You know what there’s really plenty of in the sea? Algae. And I am in love with them. Most people envision algae as slimy, possibly toxic, green scum. But this diverse group of fast-growing aquatic plants is about to undergo an image makeover, and may soon seem flat-out glamorous.
Algae got a lot of excited press a few years ago as a potential biofuel, but they’re turning out to be a sustainable super-ingredient with transformative potential in several massive industries: fish and other animal feeds, pharmaceuticals, cosmetics, nutritional supplements, bioplastics and fertilizers. They’re also gaining favor as a vegetarian seafood. In all, the market for algae products could reach nearly $45 billion by 2023, according to a 2016 Credence Research market analysis.
Micro versus macro: size is a quick guide to what algae can do
Algae’s broad utility stems partly from their abundant variety. Algae fall into two broad categories: microalgae and macroalgae. Microalgae are single-cell organisms, such as chlorella and spirulina, grown mostly in controlled industrial facilities. They’re high in protein and omega-3 fatty acids, which makes them an ideal alternative to increasingly scarce and expensive fish oil—a primary ingredient in feeds. Microalgae also are essential to reinvigorating the shellfish industry. In many oyster-farming areas, for example, the ocean environment no longer provides the algae that oysters need to grow.
Macroalgae are larger aquatic plants, such as seaweed and kelp, that grow in the ocean. They’re an artisanal ingredient in high-value products including cosmetics, pharmaceuticals, and foods, and they’re relatively easy to grow in coastal areas. This makes them great economic development tools for fishing communities in the global south: algae farming can boost household incomes and provide work for fishers when the weather is too poor for fishing or quotas are exhausted.
Entrepreneurs address the full range of algae’s potential
I was excited to see the number and diversity of algae-focused businesses applying to this year’s Fish 2.0 workshops and competition, all with triple-bottom-line impact at their core. Some ventures are growing microalgae as feed for shellfish or an ingredient in fish feeds. Others are growing algae to create needed jobs, especially for women in coastal communities. Some sell the algae they harvest to pharmaceutical and cosmetics companies; others sell to food companies.
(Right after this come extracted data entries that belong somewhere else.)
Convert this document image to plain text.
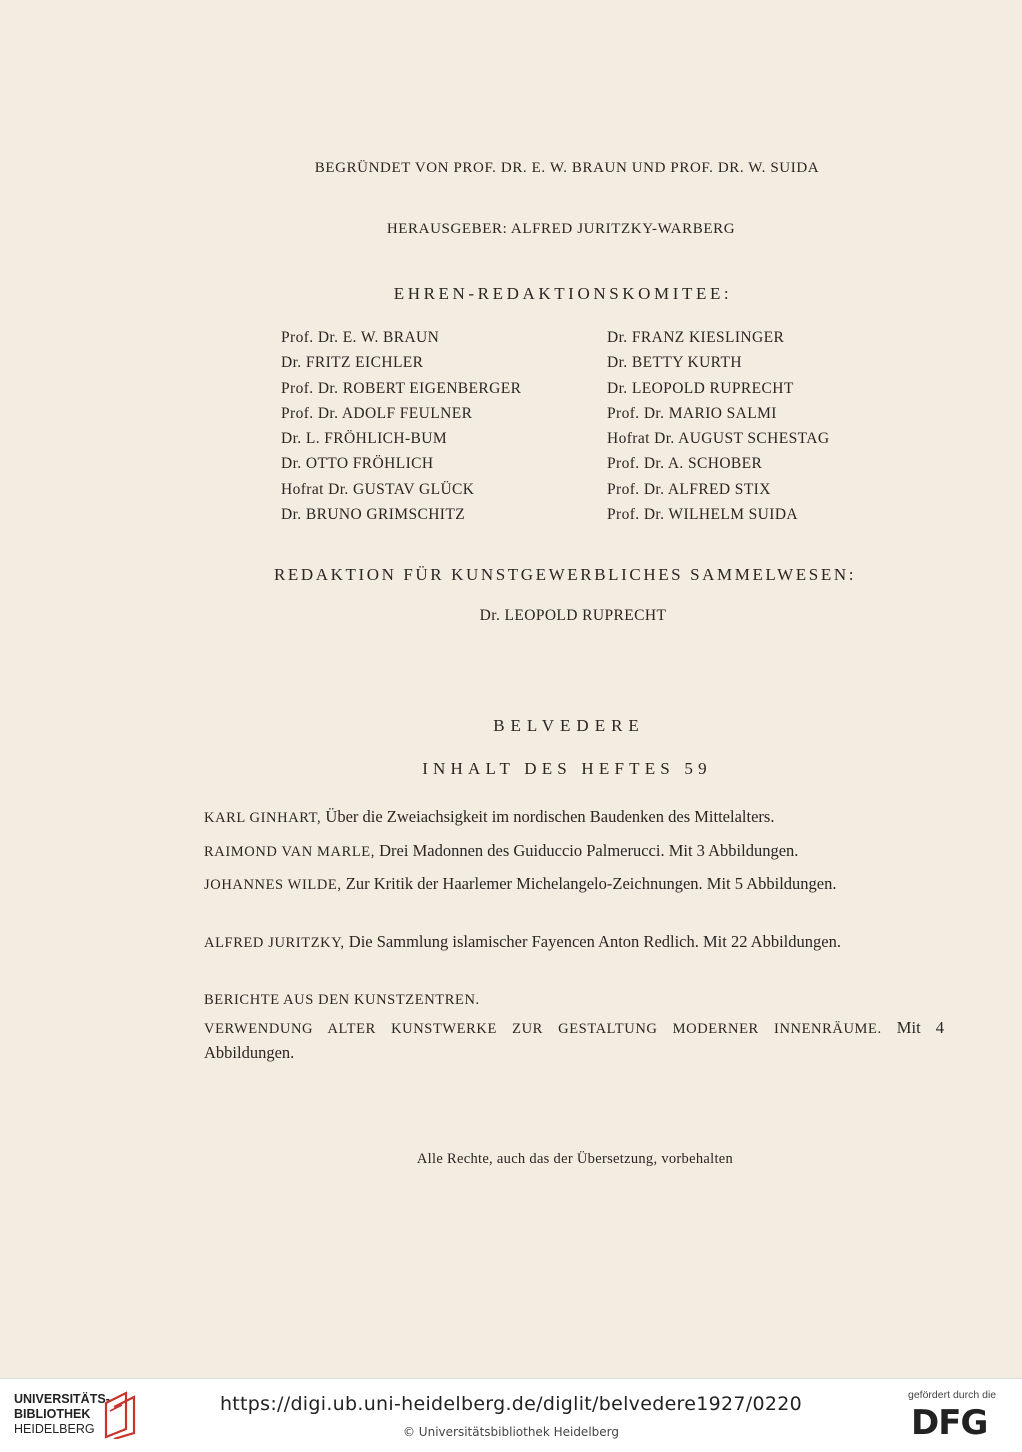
BEGRÜNDET VON PROF. DR. E. W. BRAUN UND PROF. DR. W. SUIDA
HERAUSGEBER: ALFRED JURITZKY-WARBERG
EHREN-REDAKTIONSKOMITEE:
Prof. Dr. E. W. BRAUN
Dr. FRITZ EICHLER
Prof. Dr. ROBERT EIGENBERGER
Prof. Dr. ADOLF FEULNER
Dr. L. FRÖHLICH-BUM
Dr. OTTO FRÖHLICH
Hofrat Dr. GUSTAV GLÜCK
Dr. BRUNO GRIMSCHITZ
Dr. FRANZ KIESLINGER
Dr. BETTY KURTH
Dr. LEOPOLD RUPRECHT
Prof. Dr. MARIO SALMI
Hofrat Dr. AUGUST SCHESTAG
Prof. Dr. A. SCHOBER
Prof. Dr. ALFRED STIX
Prof. Dr. WILHELM SUIDA
REDAKTION FÜR KUNSTGEWERBLICHES SAMMELWESEN:
Dr. LEOPOLD RUPRECHT
BELVEDERE
INHALT DES HEFTES 59
KARL GINHART, Über die Zweiachsigkeit im nordischen Baudenken des Mittelalters.
RAIMOND VAN MARLE, Drei Madonnen des Guiduccio Palmerucci. Mit 3 Abbildungen.
JOHANNES WILDE, Zur Kritik der Haarlemer Michelangelo-Zeichnungen. Mit 5 Abbildungen.
ALFRED JURITZKY, Die Sammlung islamischer Fayencen Anton Redlich. Mit 22 Abbildungen.
BERICHTE AUS DEN KUNSTZENTREN.
VERWENDUNG ALTER KUNSTWERKE ZUR GESTALTUNG MODERNER INNENRÄUME. Mit 4 Abbildungen.
Alle Rechte, auch das der Übersetzung, vorbehalten
UNIVERSITÄTS-
BIBLIOTHEK
HEIDELBERG
https://digi.ub.uni-heidelberg.de/diglit/belvedere1927/0220
© Universitätsbibliothek Heidelberg
gefördert durch die
DFG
And entrepreneurs increasingly are processing the algae themselves to make seaweed snacks, garnishes and products for the natural foods sector and the Japanese restaurant market—a trend that increases the value communities can capture from their algae products, as well as communities’ interest in starting such enterprises.
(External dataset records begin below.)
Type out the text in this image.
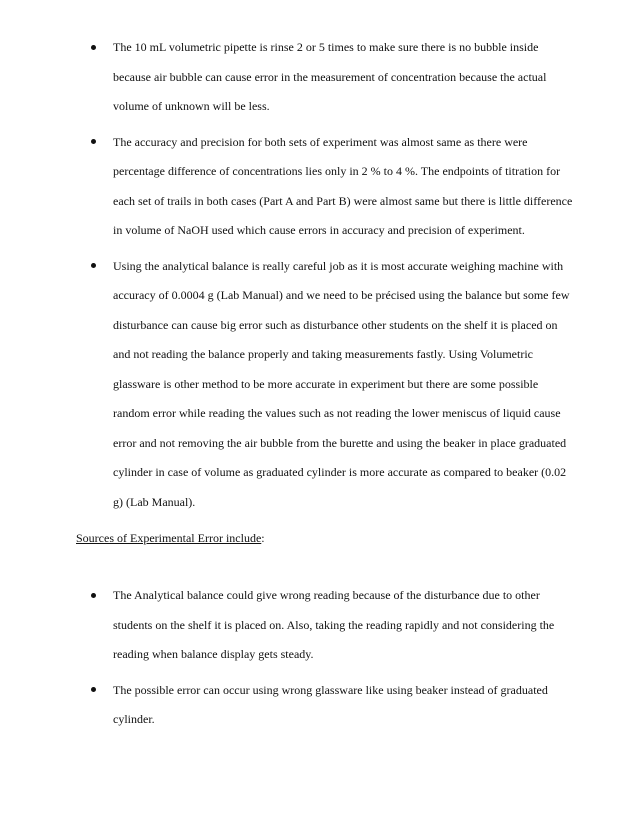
The 10 mL volumetric pipette is rinse 2 or 5 times to make sure there is no bubble inside because air bubble can cause error in the measurement of concentration because the actual volume of unknown will be less.
The accuracy and precision for both sets of experiment was almost same as there were percentage difference of concentrations lies only in 2 % to 4 %. The endpoints of titration for each set of trails in both cases (Part A and Part B) were almost same but there is little difference in volume of NaOH used which cause errors in accuracy and precision of experiment.
Using the analytical balance is really careful job as it is most accurate weighing machine with accuracy of 0.0004 g (Lab Manual) and we need to be précised using the balance but some few disturbance can cause big error such as disturbance other students on the shelf it is placed on and not reading the balance properly and taking measurements fastly. Using Volumetric glassware is other method to be more accurate in experiment but there are some possible random error while reading the values such as not reading the lower meniscus of liquid cause error and not removing the air bubble from the burette and using the beaker in place graduated cylinder in case of volume as graduated cylinder is more accurate as compared to beaker (0.02 g) (Lab Manual).
Sources of Experimental Error include:
The Analytical balance could give wrong reading because of the disturbance due to other students on the shelf it is placed on. Also, taking the reading rapidly and not considering the reading when balance display gets steady.
The possible error can occur using wrong glassware like using beaker instead of graduated cylinder.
One example of algae entrepreneurship is Lili Kawaguchi, who won over the room with her pitch at Fish 2.0’s Pacific Islands business development workshop. Her business, South Pacific Mozuku, provides seaweed for high-end cosmetics. Growing the seaweed off the Tonga coast allows the company to develop local stewardship of coastal and marine habitats, so as the business grows, both the people and the reefs of Tonga benefit.